Brown explained that the sting centered on an Internet website that dealt with kiddie porn. Taken over by the federal agency, the FBI had then began identifying people who were buying the merchandise. Adams was accused of ordering a porn video and having it mailed to a post office box in Bend.
Officers from the Oregon State Police, Prineville Police Department along with FBI agents were on hand when Adams picked up his mail.
"He was caught," Brown said, "sitting in his pickup outside the post office with the video in his hand."
Obtaining a warrant, officers searched the accused's home. It was an OSP trooper who, seeing a large CD collection, went through the music disks and turned up 20,000 kiddie porn photos hidden in the collection.
"It is explosive stuff," Brown said, "enough to turn anyone's stomach. Adams has no prior criminal history, but We'll do our best to send him to prison."
Another local arrest with federal impact was the Internet fraud case that made by Prineville police officers.
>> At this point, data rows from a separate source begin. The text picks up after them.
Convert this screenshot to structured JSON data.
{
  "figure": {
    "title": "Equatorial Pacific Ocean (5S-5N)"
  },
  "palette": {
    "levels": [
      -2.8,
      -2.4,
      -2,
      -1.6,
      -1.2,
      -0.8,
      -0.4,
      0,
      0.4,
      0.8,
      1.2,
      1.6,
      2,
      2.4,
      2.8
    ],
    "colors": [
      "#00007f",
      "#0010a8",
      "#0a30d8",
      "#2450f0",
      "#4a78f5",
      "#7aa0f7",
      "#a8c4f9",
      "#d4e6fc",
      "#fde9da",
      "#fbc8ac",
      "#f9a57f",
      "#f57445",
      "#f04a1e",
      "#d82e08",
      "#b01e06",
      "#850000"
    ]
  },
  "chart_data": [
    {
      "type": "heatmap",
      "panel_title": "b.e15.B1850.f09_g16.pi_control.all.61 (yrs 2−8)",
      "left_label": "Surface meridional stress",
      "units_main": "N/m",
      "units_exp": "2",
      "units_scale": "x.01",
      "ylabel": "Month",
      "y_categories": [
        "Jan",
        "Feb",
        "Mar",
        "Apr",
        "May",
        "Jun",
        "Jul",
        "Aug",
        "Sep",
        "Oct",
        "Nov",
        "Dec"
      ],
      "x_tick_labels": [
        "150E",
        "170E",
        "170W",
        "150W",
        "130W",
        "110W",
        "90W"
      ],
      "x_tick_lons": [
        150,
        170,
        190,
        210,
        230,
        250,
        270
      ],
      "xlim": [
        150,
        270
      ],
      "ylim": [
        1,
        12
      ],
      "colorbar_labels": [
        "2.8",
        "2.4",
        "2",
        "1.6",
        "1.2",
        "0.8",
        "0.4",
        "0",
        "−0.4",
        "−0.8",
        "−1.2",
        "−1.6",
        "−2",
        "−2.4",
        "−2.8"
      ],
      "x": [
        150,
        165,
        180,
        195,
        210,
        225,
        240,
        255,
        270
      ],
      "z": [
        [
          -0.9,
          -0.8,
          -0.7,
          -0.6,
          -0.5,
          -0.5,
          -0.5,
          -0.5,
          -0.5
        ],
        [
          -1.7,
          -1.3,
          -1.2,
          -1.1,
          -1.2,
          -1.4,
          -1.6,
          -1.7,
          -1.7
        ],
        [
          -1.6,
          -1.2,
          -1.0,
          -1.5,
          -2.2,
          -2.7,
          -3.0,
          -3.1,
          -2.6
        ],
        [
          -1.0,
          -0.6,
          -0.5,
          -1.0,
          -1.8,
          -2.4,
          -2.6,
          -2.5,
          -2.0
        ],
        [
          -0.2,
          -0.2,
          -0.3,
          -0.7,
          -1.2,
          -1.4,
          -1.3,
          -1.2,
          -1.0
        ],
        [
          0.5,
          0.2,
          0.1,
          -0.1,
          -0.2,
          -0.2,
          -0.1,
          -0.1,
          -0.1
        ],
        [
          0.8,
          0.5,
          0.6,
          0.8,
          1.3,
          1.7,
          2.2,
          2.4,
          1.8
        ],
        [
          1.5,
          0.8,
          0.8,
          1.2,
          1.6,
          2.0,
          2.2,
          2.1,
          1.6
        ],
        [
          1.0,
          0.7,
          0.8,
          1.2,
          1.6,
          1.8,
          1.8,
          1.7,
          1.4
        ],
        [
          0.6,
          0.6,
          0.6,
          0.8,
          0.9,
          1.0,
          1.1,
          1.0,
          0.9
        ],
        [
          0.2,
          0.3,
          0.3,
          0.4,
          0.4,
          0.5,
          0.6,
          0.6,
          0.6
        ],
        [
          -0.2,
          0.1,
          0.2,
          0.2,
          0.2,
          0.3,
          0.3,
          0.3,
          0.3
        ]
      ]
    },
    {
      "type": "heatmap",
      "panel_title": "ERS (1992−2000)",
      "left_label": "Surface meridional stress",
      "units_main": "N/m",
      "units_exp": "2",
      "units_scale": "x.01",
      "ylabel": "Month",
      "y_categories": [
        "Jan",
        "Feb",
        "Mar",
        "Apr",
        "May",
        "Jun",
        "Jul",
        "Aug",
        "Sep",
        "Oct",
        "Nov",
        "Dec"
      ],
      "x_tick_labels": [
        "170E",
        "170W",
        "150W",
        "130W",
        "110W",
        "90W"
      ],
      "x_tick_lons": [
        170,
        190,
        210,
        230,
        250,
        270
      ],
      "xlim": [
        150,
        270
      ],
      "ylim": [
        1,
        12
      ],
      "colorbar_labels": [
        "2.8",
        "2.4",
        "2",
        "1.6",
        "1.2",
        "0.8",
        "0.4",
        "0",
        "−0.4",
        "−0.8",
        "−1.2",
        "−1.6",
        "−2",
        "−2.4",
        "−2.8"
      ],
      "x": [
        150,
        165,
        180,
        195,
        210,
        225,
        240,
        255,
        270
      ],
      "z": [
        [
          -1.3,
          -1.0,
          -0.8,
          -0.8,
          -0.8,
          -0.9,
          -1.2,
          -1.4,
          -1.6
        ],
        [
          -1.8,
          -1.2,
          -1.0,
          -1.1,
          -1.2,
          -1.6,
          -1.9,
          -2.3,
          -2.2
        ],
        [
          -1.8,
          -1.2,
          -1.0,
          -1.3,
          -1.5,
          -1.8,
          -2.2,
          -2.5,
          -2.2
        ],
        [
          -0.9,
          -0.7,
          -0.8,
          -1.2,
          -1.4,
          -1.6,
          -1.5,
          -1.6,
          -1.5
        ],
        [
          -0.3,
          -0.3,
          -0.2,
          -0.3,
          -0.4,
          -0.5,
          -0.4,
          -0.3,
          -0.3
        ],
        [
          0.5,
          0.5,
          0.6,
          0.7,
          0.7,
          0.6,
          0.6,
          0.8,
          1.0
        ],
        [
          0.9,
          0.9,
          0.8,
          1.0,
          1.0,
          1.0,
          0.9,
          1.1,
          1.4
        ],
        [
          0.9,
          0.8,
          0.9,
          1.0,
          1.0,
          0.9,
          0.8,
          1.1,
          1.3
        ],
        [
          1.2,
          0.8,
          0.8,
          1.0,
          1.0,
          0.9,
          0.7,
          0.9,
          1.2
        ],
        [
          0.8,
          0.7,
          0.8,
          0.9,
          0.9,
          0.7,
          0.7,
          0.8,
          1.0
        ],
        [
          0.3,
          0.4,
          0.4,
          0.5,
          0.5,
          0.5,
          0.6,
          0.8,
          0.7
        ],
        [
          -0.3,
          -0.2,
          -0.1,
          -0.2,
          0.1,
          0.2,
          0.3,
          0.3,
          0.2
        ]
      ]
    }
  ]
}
Early in June, police officers with a search warrant in hand took a local man and his computers into custody on charged of Internet fraud. After conducting a two-month-long investigation Vernon Ray Clump, 33, was arrested on more than 40 counts of theft and computer crime.
The crimes came to light some time ago, when complaints began being filed with the police department from all over the US and Canada. Apparently Clump would advertise items for sale on Internet auction sites, offering to sell computer parts or firearms. The high bidder would then send the money and never get the items.
Crump had allegedly defrauded people of thousands of dollars in the scams. The Prineville Police Department was assisted in serving the search warrant of Crump's home by members of the Central Oregon Drug Enforcement Team. But it was the effort put forward by the Prineville police investigators that got the FBI's approval.
"The police department did a very good job of investigation," Brown said. "The federal officials were very impressed with the way the department investigators had all their ducks in a row."
The US Attorney General's office has agreed to take the case out of Crook County, Brown explained. With victims all over the nation and Canada and the expense of bringing them in for trial, they will handle the prosecution. Clump has been lodged in the county jail since his arrest and a US Marshall is expected to move him into federal custody later this week.
Another trial set for mid-September centers around 40-year-old Kathryn Mitchell, arrested on first degree burglary and theft charges. Brown said the woman was observed entering a residence on Knowledge Street when nobody was home.
The witness called police and when officers arrived, they asked Mitchell if she knew who lived there and, reportedly, she said no. The homeowners arrived, Brown said, reading a report, and "as the police officers were taking her away from the house, the homeowner pointed out that Mitchell was wearing her dress."
When being booked into the county jail, it was discovered that Mitchell was also had a theft of identification charge pending against her from Portland.
Trial in Crook County Circuit Court has been set for Sept. 25.